MANILA – The United States and the Philippines started rehabilitating the runway of the Basa Air Base in Pampanga on the island of Luzon, one of the five original Philippine military sites identified to host rotating American troops and their equipment under the Enhanced Defense Cooperation Agreement (EDCA).
Rehabilitation of the runway started after eight years of delays and legal challenges to the EDCA, Department of National Defense Officer-in-Charge Carlito Galvez Jr. said on Monday.
“=Today, we laid down the time capsule to signify openly the start of the necessary rehabilitation of the Basa Air Base as one of the EDCA priorities,” Galvez said.
Secretary of the U.S. Air Force Frank Kendall attended the ceremony at the air base.
The rehabilitation of the 2,800-meter runway will cost $25 million, excluding “improvements” and the construction of the wing’s operation center, Galvez said.
“The runway rehabilitation, which is expected to be completed in September 2023, would make Basa Air Base ideal for the efficient conduct of joint task force exercises and as a natural hub for HADR (humanitarian assistance and disaster response) operations, especially that we are a disaster-prone country,” he said.
Out of the 15 EDCA projects, five have been completed, five are still ongoing and the remaining five are up for implementation, Galvez said.
Aside from Basa, the four other original sites that will host American forces and their equipment are Fort Magsaysay in Nueva Ecija, Antonio Bautista Air Base in Palawan, Benito Ebuen Air Base in Mactan, Cebu and Lumbia Air Base in Cagayan de Oro.
The U.S. Embassy in Manila said that $11.4 million has been allocated for EDCA works at Fort Magsaysay, $1.8 million for Antonio Bautista; $2.7 million for the Benito Ebuen and $3.7 million for the Lumbia Air Base.
Late last year, Philippine military officials disclosed that the U.S. asked for four additional sites for the EDCA, and these camps are located in the provinces of Palawan, Zambales, Cagayan and Isabela.
Officials of Cagayan, led by Governor Manuel Mamba, however, are not amenable to hosting American forces in the province, but Galvez said Monday that Mamba has already withdrawn his opposition.
Local reports said the U.S. and Philippines were close to announcing two of the sites.
“The two countries will announce as soon as they can,” Kendall said during a press conference.
The EDCA was originally drafted in 2014 following the departure of the U.S. military in 1991. The agreement allows for U.S. forces to stage material and rotate forces throughout sites in the country.

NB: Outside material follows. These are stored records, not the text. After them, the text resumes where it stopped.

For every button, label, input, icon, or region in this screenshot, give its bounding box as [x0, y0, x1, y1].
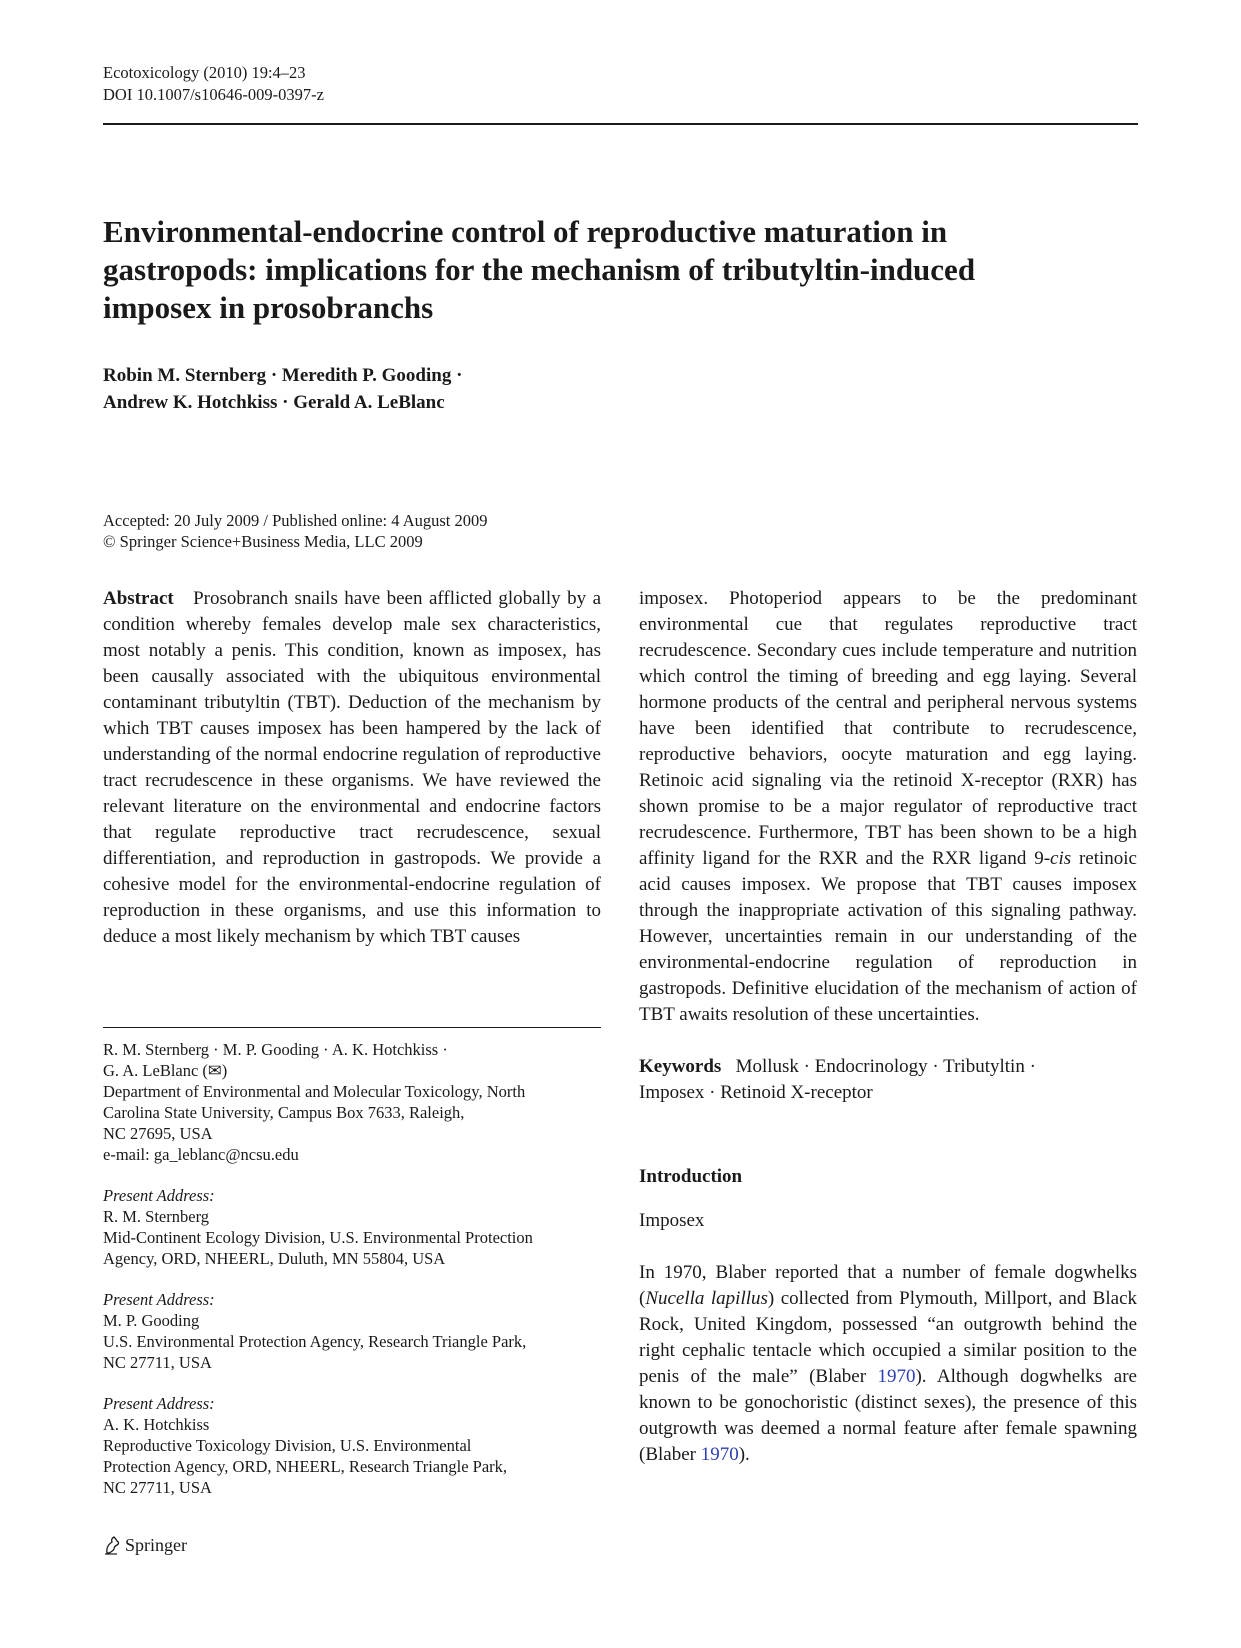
aff-dept-line-1: Department of Environmental and Molecular Toxicology, North — [103, 1082, 526, 1101]
authors-line-1: Robin M. Sternberg · Meredith P. Gooding · — [103, 365, 463, 386]
imposex-subheading: Imposex — [639, 1210, 705, 1231]
present-address-line: Mid-Continent Ecology Division, U.S. Environmental Protection — [103, 1228, 533, 1247]
present-address-line: Reproductive Toxicology Division, U.S. Environmental — [103, 1436, 472, 1455]
footnote-rule — [103, 1027, 601, 1028]
reference-link[interactable]: 1970 — [700, 1444, 739, 1465]
reference-link[interactable]: 1970 — [877, 1366, 916, 1387]
species-name: Nucella lapillus — [645, 1288, 768, 1309]
aff-authors-line-1: R. M. Sternberg · M. P. Gooding · A. K. Hotchkiss · — [103, 1040, 448, 1059]
journal-citation: Ecotoxicology (2010) 19:4–23 — [103, 63, 306, 82]
abstract-paragraph — [103, 586, 601, 950]
present-address-name: M. P. Gooding — [103, 1311, 200, 1330]
publisher-footer — [103, 1533, 187, 1557]
aff-authors-line-2: G. A. LeBlanc (✉) — [103, 1061, 228, 1080]
intro-text: ) collected from Plymouth, Millport, and Black Rock, United Kingdom, possessed “an outgrowth behind the right cephalic tentacle which occupied a similar position to the penis of the male” (Blaber — [639, 1288, 1137, 1387]
journal-header — [103, 62, 324, 106]
present-address-label: Present Address: — [103, 1394, 215, 1413]
keywords-line-2: Imposex · Retinoid X-receptor — [639, 1082, 873, 1103]
abstract-text-cis: cis — [1050, 848, 1072, 869]
copyright: © Springer Science+Business Media, LLC 2009 — [103, 532, 423, 551]
authors-line-2: Andrew K. Hotchkiss · Gerald A. LeBlanc — [103, 392, 445, 413]
right-column — [639, 586, 1137, 1468]
aff-email[interactable]: e-mail: ga_leblanc@ncsu.edu — [103, 1145, 299, 1164]
aff-dept-line-3: NC 27695, USA — [103, 1124, 213, 1143]
abstract-text-left: Prosobranch snails have been afflicted globally by a condition whereby females develop male sex characteristics, most notably a penis. This condition, known as imposex, has been causally associated with the ubiquitous environmental contaminant tributyltin (TBT). Deduction of the mechanism by which TBT causes imposex has been hampered by the lack of understanding of the normal endocrine regulation of reproductive tract recrudescence in these organisms. We have reviewed the relevant literature on the environmental and endocrine factors that regulate reproductive tract recrudescence, sexual differentiation, and reproduction in gastropods. We provide a cohesive model for the environmental-endocrine regulation of reproduction in these organisms, and use this information to deduce a most likely mechanism by which TBT causes — [103, 588, 601, 947]
intro-text: ). — [738, 1444, 750, 1465]
affiliations — [103, 1039, 601, 1518]
present-address-name: A. K. Hotchkiss — [103, 1415, 210, 1434]
corresponding-affiliation — [103, 1039, 601, 1165]
abstract-text-part: retinoic acid causes imposex. We propose that TBT causes imposex through the inappropriate activation of this signaling pathway. However, uncertainties remain in our understanding of the environmental-endocrine regulation of reproduction in gastropods. Definitive elucidation of the mechanism of action of TBT awaits resolution of these uncertainties. — [639, 848, 1137, 1025]
present-address-3 — [103, 1393, 601, 1498]
abstract-text-part: imposex. Photoperiod appears to be the predominant environmental cue that regulates reproductive tract recrudescence. Secondary cues include temperature and nutrition which control the timing of breeding and egg laying. Several hormone products of the central and peripheral nervous systems have been identified that contribute to recrudescence, reproductive behaviors, oocyte maturation and egg laying. Retinoic acid signaling via the retinoid X-receptor (RXR) has shown promise to be a major regulator of reproductive tract recrudescence. Furthermore, TBT has been shown to be a high affinity ligand for the RXR and the RXR ligand 9- — [639, 588, 1137, 869]
present-address-line: Agency, ORD, NHEERL, Duluth, MN 55804, USA — [103, 1249, 446, 1268]
present-address-label: Present Address: — [103, 1186, 215, 1205]
keywords-label: Keywords — [639, 1056, 722, 1077]
intro-text: In 1970, Blaber reported that a number of female dogwhelks ( — [639, 1262, 1137, 1309]
author-list — [103, 362, 462, 416]
present-address-2 — [103, 1289, 601, 1373]
aff-dept-line-2: Carolina State University, Campus Box 7633, Raleigh, — [103, 1103, 465, 1122]
header-rule — [103, 123, 1138, 125]
abstract-label: Abstract — [103, 588, 174, 609]
doi: DOI 10.1007/s10646-009-0397-z — [103, 85, 324, 104]
publisher-name: Springer — [125, 1535, 187, 1555]
springer-horse-icon — [103, 1535, 121, 1555]
present-address-line: NC 27711, USA — [103, 1478, 212, 1497]
keywords-line-1: Mollusk · Endocrinology · Tributyltin · — [735, 1056, 1036, 1077]
present-address-line: NC 27711, USA — [103, 1353, 212, 1372]
accepted-date: Accepted: 20 July 2009 / Published online: 4 August 2009 — [103, 511, 488, 530]
introduction-heading: Introduction — [639, 1166, 743, 1187]
paper-title: Environmental-endocrine control of reproductive maturation in gastropods: implications for the mechanism of tributyltin-induced imposex in prosobranchs — [103, 214, 976, 325]
present-address-line: Protection Agency, ORD, NHEERL, Research Triangle Park, — [103, 1457, 508, 1476]
publication-dates — [103, 510, 488, 552]
present-address-name: R. M. Sternberg — [103, 1207, 210, 1226]
abstract-left-column — [103, 586, 601, 950]
abstract-text-right — [639, 586, 1137, 1028]
present-address-line: U.S. Environmental Protection Agency, Research Triangle Park, — [103, 1332, 527, 1351]
present-address-label: Present Address: — [103, 1290, 215, 1309]
present-address-1 — [103, 1185, 601, 1269]
intro-text: ). Although dogwhelks are known to be gonochoristic (distinct sexes), the presence of this outgrowth was deemed a normal feature after female spawning (Blaber — [639, 1366, 1137, 1465]
keywords — [639, 1054, 1137, 1106]
introduction-paragraph — [639, 1260, 1137, 1468]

In February, during a visit by Secretary of Defense Lloyd Austin, the agreement added five more additional sites for use by U.S. forces. Manila and Washington also have a 1951 mutual defense pact.
The public ceremony comes as tensions between Beijing and Manilla have been on the rise over Chinese People’s Liberation Army Navy, China Coast Guard and Chinese Maritime Militia ships operating near Philippine holdings.